# 2000 Altima, Wierd Knocking. Suspension?



## MattGSO (Oct 24, 2006)

Ok here's one for you.

I have a 2000 Altima. I have this weird knocking noise that happens when I get up to speeds over 20 or so. The rate of the knocking increases to about 3-5 knocks per second when I get up to highway speeds and sort of resonates. It'll get loud and more pronounced for about 5 seconds, then fade for about 5 seconds.

You can feel the knocking in the gas peddals and steering wheel.

There's no vibration like a wheel out of balance. Just a knocking. 

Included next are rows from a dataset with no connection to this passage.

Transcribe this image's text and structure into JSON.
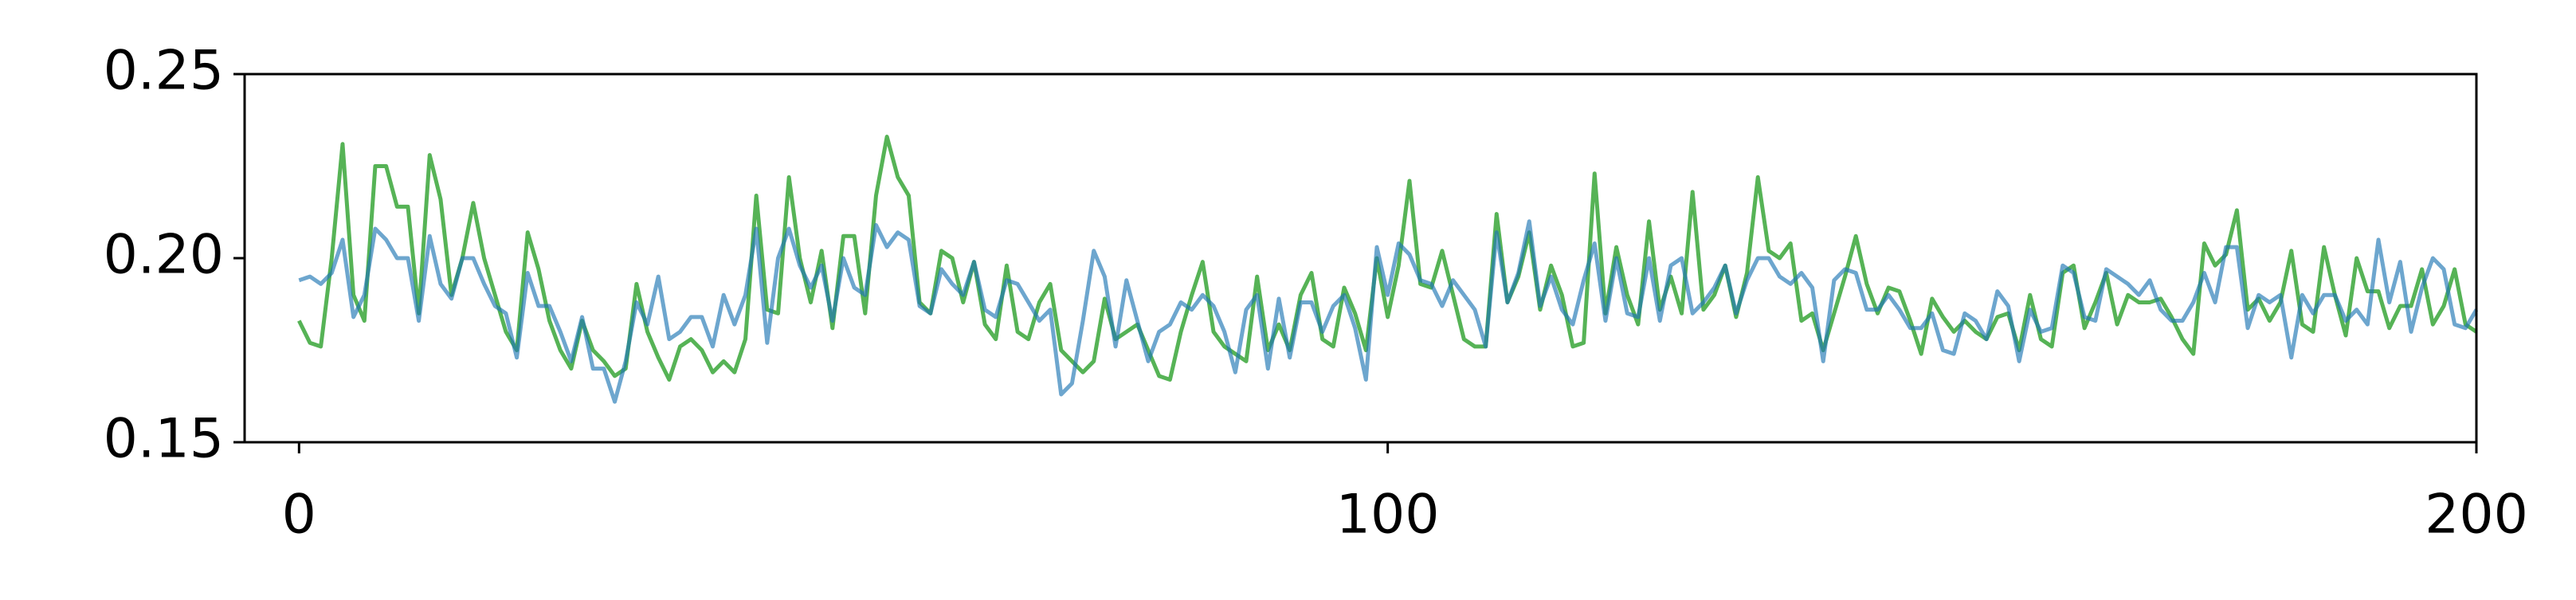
{
  "chart_data": {
    "type": "line",
    "x": [
      0,
      1,
      2,
      3,
      4,
      5,
      6,
      7,
      8,
      9,
      10,
      11,
      12,
      13,
      14,
      15,
      16,
      17,
      18,
      19,
      20,
      21,
      22,
      23,
      24,
      25,
      26,
      27,
      28,
      29,
      30,
      31,
      32,
      33,
      34,
      35,
      36,
      37,
      38,
      39,
      40,
      41,
      42,
      43,
      44,
      45,
      46,
      47,
      48,
      49,
      50,
      51,
      52,
      53,
      54,
      55,
      56,
      57,
      58,
      59,
      60,
      61,
      62,
      63,
      64,
      65,
      66,
      67,
      68,
      69,
      70,
      71,
      72,
      73,
      74,
      75,
      76,
      77,
      78,
      79,
      80,
      81,
      82,
      83,
      84,
      85,
      86,
      87,
      88,
      89,
      90,
      91,
      92,
      93,
      94,
      95,
      96,
      97,
      98,
      99,
      100,
      101,
      102,
      103,
      104,
      105,
      106,
      107,
      108,
      109,
      110,
      111,
      112,
      113,
      114,
      115,
      116,
      117,
      118,
      119,
      120,
      121,
      122,
      123,
      124,
      125,
      126,
      127,
      128,
      129,
      130,
      131,
      132,
      133,
      134,
      135,
      136,
      137,
      138,
      139,
      140,
      141,
      142,
      143,
      144,
      145,
      146,
      147,
      148,
      149,
      150,
      151,
      152,
      153,
      154,
      155,
      156,
      157,
      158,
      159,
      160,
      161,
      162,
      163,
      164,
      165,
      166,
      167,
      168,
      169,
      170,
      171,
      172,
      173,
      174,
      175,
      176,
      177,
      178,
      179,
      180,
      181,
      182,
      183,
      184,
      185,
      186,
      187,
      188,
      189,
      190,
      191,
      192,
      193,
      194,
      195,
      196,
      197,
      198,
      199,
      200
    ],
    "series": [
      {
        "color": "#2ca02c",
        "alpha": 0.8,
        "values": [
          0.183,
          0.177,
          0.176,
          0.2,
          0.231,
          0.19,
          0.183,
          0.225,
          0.225,
          0.214,
          0.214,
          0.185,
          0.228,
          0.216,
          0.19,
          0.2,
          0.215,
          0.2,
          0.19,
          0.18,
          0.175,
          0.207,
          0.197,
          0.183,
          0.175,
          0.17,
          0.183,
          0.175,
          0.172,
          0.168,
          0.17,
          0.193,
          0.18,
          0.173,
          0.167,
          0.176,
          0.178,
          0.175,
          0.169,
          0.172,
          0.169,
          0.178,
          0.217,
          0.186,
          0.185,
          0.222,
          0.2,
          0.188,
          0.202,
          0.181,
          0.206,
          0.206,
          0.185,
          0.217,
          0.233,
          0.222,
          0.217,
          0.188,
          0.185,
          0.202,
          0.2,
          0.188,
          0.199,
          0.182,
          0.178,
          0.198,
          0.18,
          0.178,
          0.188,
          0.193,
          0.175,
          0.172,
          0.169,
          0.172,
          0.189,
          0.178,
          0.18,
          0.182,
          0.175,
          0.168,
          0.167,
          0.18,
          0.19,
          0.199,
          0.18,
          0.176,
          0.174,
          0.172,
          0.195,
          0.175,
          0.182,
          0.175,
          0.19,
          0.196,
          0.178,
          0.176,
          0.192,
          0.185,
          0.175,
          0.2,
          0.184,
          0.198,
          0.221,
          0.193,
          0.192,
          0.202,
          0.19,
          0.178,
          0.176,
          0.176,
          0.212,
          0.188,
          0.195,
          0.207,
          0.186,
          0.198,
          0.19,
          0.176,
          0.177,
          0.223,
          0.185,
          0.203,
          0.19,
          0.182,
          0.21,
          0.186,
          0.195,
          0.185,
          0.218,
          0.186,
          0.19,
          0.198,
          0.184,
          0.196,
          0.222,
          0.202,
          0.2,
          0.204,
          0.183,
          0.185,
          0.175,
          0.185,
          0.195,
          0.206,
          0.193,
          0.185,
          0.192,
          0.191,
          0.183,
          0.174,
          0.189,
          0.184,
          0.18,
          0.183,
          0.18,
          0.178,
          0.184,
          0.185,
          0.175,
          0.19,
          0.178,
          0.176,
          0.196,
          0.198,
          0.181,
          0.188,
          0.196,
          0.182,
          0.19,
          0.188,
          0.188,
          0.189,
          0.184,
          0.178,
          0.174,
          0.204,
          0.198,
          0.201,
          0.213,
          0.186,
          0.189,
          0.183,
          0.188,
          0.202,
          0.182,
          0.18,
          0.203,
          0.19,
          0.179,
          0.2,
          0.191,
          0.191,
          0.181,
          0.187,
          0.187,
          0.197,
          0.182,
          0.187,
          0.197,
          0.182,
          0.18
        ]
      },
      {
        "color": "#1f77b4",
        "alpha": 0.65,
        "values": [
          0.194,
          0.195,
          0.193,
          0.196,
          0.205,
          0.184,
          0.19,
          0.208,
          0.205,
          0.2,
          0.2,
          0.183,
          0.206,
          0.193,
          0.189,
          0.2,
          0.2,
          0.193,
          0.187,
          0.185,
          0.173,
          0.196,
          0.187,
          0.187,
          0.18,
          0.172,
          0.184,
          0.17,
          0.17,
          0.161,
          0.172,
          0.188,
          0.182,
          0.195,
          0.178,
          0.18,
          0.184,
          0.184,
          0.176,
          0.19,
          0.182,
          0.19,
          0.208,
          0.177,
          0.2,
          0.208,
          0.198,
          0.192,
          0.198,
          0.183,
          0.2,
          0.192,
          0.19,
          0.209,
          0.203,
          0.207,
          0.205,
          0.187,
          0.185,
          0.197,
          0.193,
          0.19,
          0.199,
          0.186,
          0.184,
          0.194,
          0.193,
          0.188,
          0.183,
          0.186,
          0.163,
          0.166,
          0.183,
          0.202,
          0.195,
          0.176,
          0.194,
          0.183,
          0.172,
          0.18,
          0.182,
          0.188,
          0.186,
          0.19,
          0.187,
          0.18,
          0.169,
          0.186,
          0.19,
          0.17,
          0.189,
          0.173,
          0.188,
          0.188,
          0.18,
          0.187,
          0.19,
          0.181,
          0.167,
          0.203,
          0.19,
          0.204,
          0.201,
          0.194,
          0.193,
          0.187,
          0.194,
          0.19,
          0.186,
          0.176,
          0.207,
          0.188,
          0.196,
          0.21,
          0.187,
          0.195,
          0.186,
          0.182,
          0.194,
          0.204,
          0.183,
          0.2,
          0.185,
          0.184,
          0.2,
          0.183,
          0.198,
          0.2,
          0.185,
          0.188,
          0.192,
          0.198,
          0.185,
          0.194,
          0.2,
          0.2,
          0.195,
          0.193,
          0.196,
          0.192,
          0.172,
          0.194,
          0.197,
          0.196,
          0.186,
          0.186,
          0.19,
          0.186,
          0.181,
          0.181,
          0.185,
          0.175,
          0.174,
          0.185,
          0.183,
          0.178,
          0.191,
          0.187,
          0.172,
          0.186,
          0.18,
          0.181,
          0.198,
          0.196,
          0.184,
          0.183,
          0.197,
          0.195,
          0.193,
          0.19,
          0.194,
          0.186,
          0.183,
          0.183,
          0.188,
          0.196,
          0.188,
          0.203,
          0.203,
          0.181,
          0.19,
          0.188,
          0.19,
          0.173,
          0.19,
          0.185,
          0.19,
          0.19,
          0.183,
          0.186,
          0.182,
          0.205,
          0.188,
          0.199,
          0.18,
          0.192,
          0.2,
          0.197,
          0.182,
          0.181,
          0.186
        ]
      }
    ],
    "xlim": [
      -5,
      200
    ],
    "xticks": [
      0,
      100,
      200
    ],
    "ylim": [
      0.15,
      0.25
    ],
    "yticks": [
      {
        "value": 0.15,
        "label": "0.15"
      },
      {
        "value": 0.2,
        "label": "0.20"
      },
      {
        "value": 0.25,
        "label": "0.25"
      }
    ],
    "grid": false
  }
}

Applying the brakes doesn't change anything. Turning doesn't do anything. I tried putting it nuetral and reving the engine. Doesn't change anything. I just had alignment checked and replaced front tires. Didn't increase or decrease the knocking. 

Any thoughts on what it might be?


----------



## notorious170 (Mar 12, 2007)

sounds like something in the drivetrain? i would check for a busted cv boot first. 

i just had to replace my wheel bearings, but i was getting a grinding. if you jack the car up and grab the wheel at the top and bottom and can wiggle it with alot of play, then thats probably your bearings.

if its not one of those the next thing i would check is the spring/strut assembly.

hope this helps


----------